Norway is planning to build a fence on its border with Russia to prevent refugees from coming into the country.
The steel fence will be on the arctic border at the Storskog crossing point and is set to be 660 feet long and 11 feet high, according to Reuters. Nearly 5,500 refugees from Syria crossed through this border point in 2015.
The fence showcases shifting attitudes toward asylum seekers. While Norway was once known as a safe haven for refugees, the new border is telling a different story.
"The gate and the fence are responsible measures," said Deputy Justice Minister Ove Vanebo to Reuters.

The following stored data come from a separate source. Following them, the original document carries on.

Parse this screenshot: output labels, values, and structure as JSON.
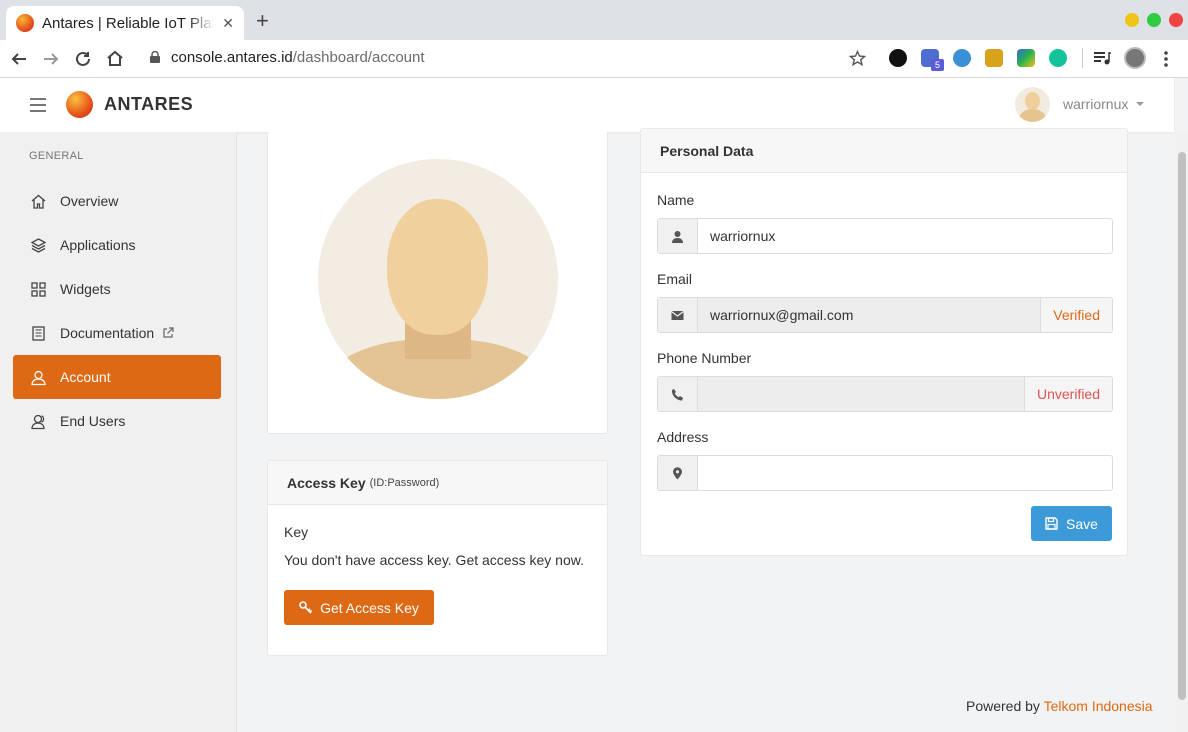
{
  "browser": {
    "tab_title": "Antares | Reliable IoT Platform",
    "tab_close": "✕",
    "new_tab": "+",
    "url_host": "console.antares.id",
    "url_path": "/dashboard/account",
    "ext_badge": "5"
  },
  "header": {
    "brand": "ANTARES",
    "username": "warriornux"
  },
  "sidebar": {
    "heading": "GENERAL",
    "items": [
      {
        "label": "Overview",
        "icon": "home-icon"
      },
      {
        "label": "Applications",
        "icon": "layers-icon"
      },
      {
        "label": "Widgets",
        "icon": "grid-icon"
      },
      {
        "label": "Documentation",
        "icon": "book-icon"
      },
      {
        "label": "Account",
        "icon": "user-icon"
      },
      {
        "label": "End Users",
        "icon": "users-icon"
      }
    ]
  },
  "access_key": {
    "title": "Access Key",
    "subtitle": "(ID:Password)",
    "key_label": "Key",
    "message": "You don't have access key. Get access key now.",
    "button": "Get Access Key"
  },
  "personal": {
    "title": "Personal Data",
    "name_label": "Name",
    "name_value": "warriornux",
    "email_label": "Email",
    "email_value": "warriornux@gmail.com",
    "email_status": "Verified",
    "phone_label": "Phone Number",
    "phone_value": "",
    "phone_status": "Unverified",
    "address_label": "Address",
    "address_value": "",
    "save": "Save"
  },
  "footer": {
    "text": "Powered by",
    "link": "Telkom Indonesia"
  },
  "colors": {
    "accent": "#de6914",
    "save_button": "#3d9ad8",
    "verified": "#de6914",
    "unverified": "#e05252"
  }
}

Norway isn't the only country tightening regulations. Sweden, a country often called a "humanitarian superpower," is also increasing border controls and implementing identification checks, according to The Washington Post.
The new measures come as thousands of refugees are applying for asylum in both countries, putting a strain on the countries' resources. In Norway, more than 23,000 Syrians applied for refugee status in 2015, according to The Independent. In the first quarter of 2016, the number of refugees actually being allowed into the country has dropped by 95 percent.
In Sweden, the numbers are even higher. Around 160,000 Syrian refugees entered the country in 2015. The country claims it can no longer handle the influx of people, and if thousands more asylum seekers enter in 2016, the whole system could break.
"We’re willing to do more than anyone else," said Swedish Migration Minister Morgan Johansson to The Washington Post. "But even we have our limits."
As Norway attempts to contain its refugee problem, activists are pushing back, saying a border fence can send the wrong message.
"We've an obligation to be a country people can flee to," Linn Landro, spokesman for the Norwegian Refugees Welcome group, told Reuters. "The fence sends a very negative signal, including to Russia because it says that 'we don't trust you.'"
Russia has yet to complain about the proposed border fence. Refugees have been entering countries through the arctic as it is less risky than crossing the Mediterranean Sea by boat.
The fence will be constructed before winter sets in and workers have already been clearing the area in preparation, reports the Independent.